Click here while you wait

Bulletin

  • this ae is not due for grade.
  • team announcement in slack

Getting started

Clone your ae10-username repo from the GitHub organization.

Today

By the end of today you will

  • have a working understanding of the terms probability, sample space, event, population and sample.
  • compute probabilities of events from data
  • create a contingency table using pivot_wider() and kable()
  • use a contingency table to explore the relationship between two categorical variables.

Definitions

  • The probability of an event tells us how likely an event is to occur, and it can take values from 0 to 1, inclusive. It can be viewed as
    • the proportion of times the event would occur if it could be observed an infinite number of times.
    • our degree of belief an event will happen.
  • An event is the basic element to which probability is applied, e.g. the result of an observation or experiment.
    • Example: \(A\) is the event a student in STA 199 is a sophomore.
    • We use capital letters, e.g. \(A\) to denote events.
    • For any event \(A\) and its complement, \(A^C\), Pr(A) + Pr(\(A^C\)) = 1.
  • A sample space is the set of all possible outcomes. Each outcome in the sample space is disjoint or mutually exclusive meaning they can’t occur simultaneously.
    • Example: The sample space for year is {First-year, Sophomore, Junior, Senior}, each item brackets is a distinct outcome from the questionnaire.
    • The probability of the entire sample space is 1.

Introduction

library(tidyverse)
library(knitr)
#sta199 = read_csv()
sta199 = sta199 |>
  rename(year = `What year are you in school?`,
         animal = `Choose your favorite`,
         tv = `Favorite TV`,
         major = `Probable Major?`)

For this Application Exercise, we will look at our newly collected data.

Data includes

  • year: Year in school
  • animal: Whether you prefer cats or dogs
  • tv: Favorite TV genre
  • major: probable major (statistical science or not)

Exercise 1

Give two examples of an event from the data set.

Exercise 2

Let’s take a look at favorite TV genre. Note that we have categorized genres so that each person can only have one favorite genre.

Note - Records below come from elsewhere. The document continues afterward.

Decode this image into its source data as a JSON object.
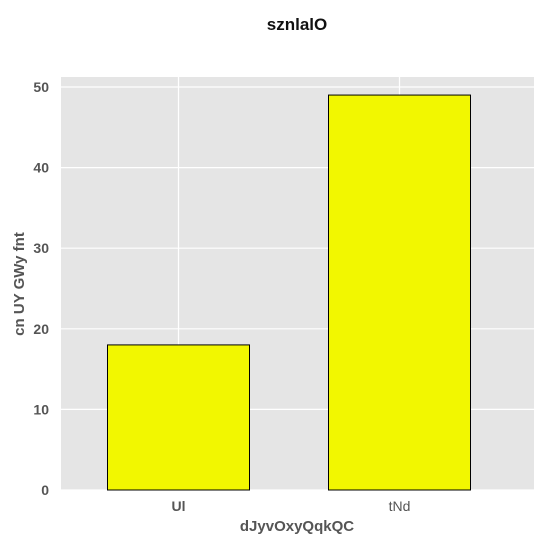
{
  "chart_data": {
    "type": "bar",
    "title": "sznlalO",
    "xlabel": "dJyvOxyQqkQC",
    "ylabel": "cn UY GWy fnt",
    "categories": [
      "Ul",
      "tNd"
    ],
    "values": [
      18,
      49
    ],
    "ylim": [
      0,
      50
    ],
    "yticks": [
      0,
      10,
      20,
      30,
      40,
      50
    ],
    "grid": true,
    "legend": "none",
    "colors": {
      "bar_fill": "#f2f700",
      "bar_edge": "#000000",
      "plot_background": "#e5e5e5",
      "grid": "#ffffff"
    }
  }
}
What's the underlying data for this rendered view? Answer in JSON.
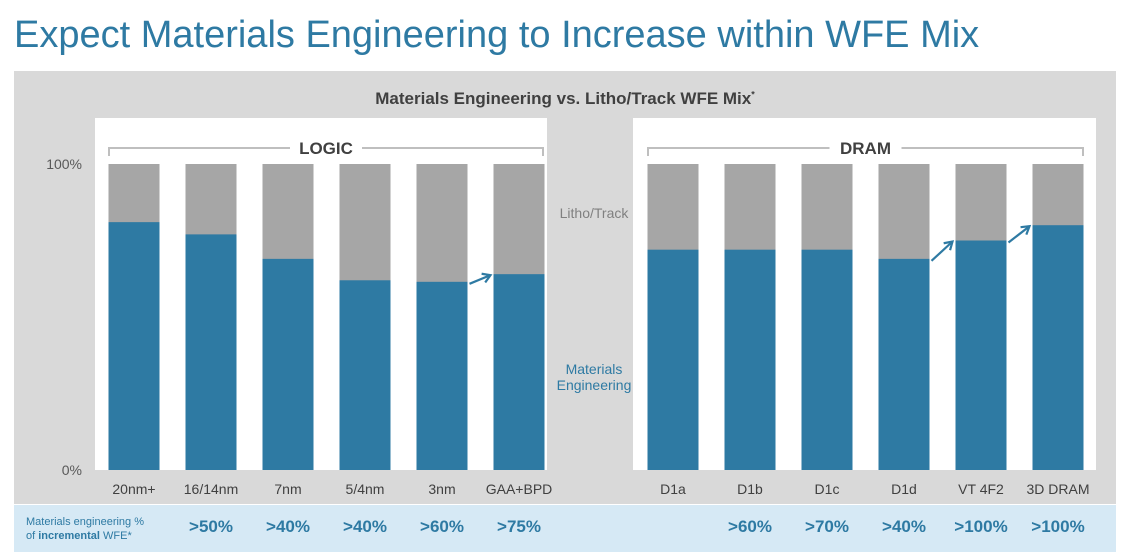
{
  "slide_title": "Expect Materials Engineering to Increase within WFE Mix",
  "chart_title": "Materials Engineering vs. Litho/Track WFE Mix",
  "chart_title_mark": "*",
  "colors": {
    "materials": "#2e7aa3",
    "litho": "#a6a6a6",
    "title": "#2e7aa3"
  },
  "chart_data": {
    "type": "bar",
    "stacked": true,
    "title": "Materials Engineering vs. Litho/Track WFE Mix*",
    "yticks": [
      "100%",
      "0%"
    ],
    "ylim": [
      0,
      100
    ],
    "groups": [
      "LOGIC",
      "DRAM"
    ],
    "categories": [
      "20nm+",
      "16/14nm",
      "7nm",
      "5/4nm",
      "3nm",
      "GAA+BPD",
      "D1a",
      "D1b",
      "D1c",
      "D1d",
      "VT 4F2",
      "3D DRAM"
    ],
    "group_of_category": [
      "LOGIC",
      "LOGIC",
      "LOGIC",
      "LOGIC",
      "LOGIC",
      "LOGIC",
      "DRAM",
      "DRAM",
      "DRAM",
      "DRAM",
      "DRAM",
      "DRAM"
    ],
    "series": [
      {
        "name": "Materials Engineering",
        "values": [
          81,
          77,
          69,
          62,
          61.5,
          64,
          72,
          72,
          72,
          69,
          75,
          80
        ]
      },
      {
        "name": "Litho/Track",
        "values": [
          19,
          23,
          31,
          38,
          38.5,
          36,
          28,
          28,
          28,
          31,
          25,
          20
        ]
      }
    ],
    "series_labels": {
      "litho": "Litho/Track",
      "materials_line1": "Materials",
      "materials_line2": "Engineering"
    },
    "arrows": [
      [
        4,
        5
      ],
      [
        9,
        10
      ],
      [
        10,
        11
      ]
    ],
    "incremental_label_line1": "Materials engineering %",
    "incremental_label_line2_prefix": "of ",
    "incremental_label_line2_bold": "incremental",
    "incremental_label_line2_suffix": " WFE*",
    "incremental_values": [
      ">50%",
      ">40%",
      ">40%",
      ">60%",
      ">75%",
      "",
      ">60%",
      ">70%",
      ">40%",
      ">100%",
      ">100%"
    ]
  }
}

  • What is the sample space for favorite TV genre? You can use code to identify the sample space.
# code here

Exercise 3

  • Let’s make a table that includes the TV genre, the number of people who prefer each, and the associated probabilities.
# code here

Exercise 4

How large is the sample space of any individual’s response? Can we check this in R?

# code here

Exercise 5

  • What is the probability a randomly selected STA 199 student favors cats?
# code here
  • What is the probability a randomly selected STA 199 student is not a senior and prefers dogs?
# code here
  • What is the probability a randomly selected STA 199 student is a first year and a statistics major?
# code here

Exercise 6

Now let’s make at table looking at the relationship between year and favorite tv.

sta199 %>%
  count(year, tv)

We’ll reformat the data into a contingency table, a table frequently used to study the association between two categorical variables. In this contingency table, each row will represent a year, each column will represent a tv show, and each cell is the number of students have a particular combination of year and major.

To make the contingency table, we will use a new function in dplry called pivot_wider(). It will take the data frame produced by count() that is current in a “long” format and reshape it to be in a “wide” format.

We will also use the kable() function in the knitr package to neatly format our new table.

sta199 %>%
  count(year, tv) %>%
  pivot_wider(names_from = tv, #how we will name the columns
              values_from = n, #values used for each cell
              values_fill = 0) %>% #how to fill cells with 0 observations
  kable() # neatly display the results
  • How many students in STA 199 are juniors and like dramas?

Exercise 7

For each of the following exercises:

  1. Calculate the probability using the contingency table above.

  2. Then write code to check your answer using the sta199 data frame and dplyr functions.

  • What is the probability a randomly selected STA 199 student is a sophomore?
# code here
  • What is the probability that a randomly selected STA 199 student likes anime or action/adventure?
# code here
  • What is the probability that a randomly selected STA 199 student is a sophomore or likes comedy?
# code here
  • What is the probability that a randomly selected STA 199 student is a sophomore and and likes drama?
# code here

More definitions (next time)

Population: the entire group you want to learn about. Often, it’s useful to think the population is “truth”

Sample: Your sample of the population from which you draw inference.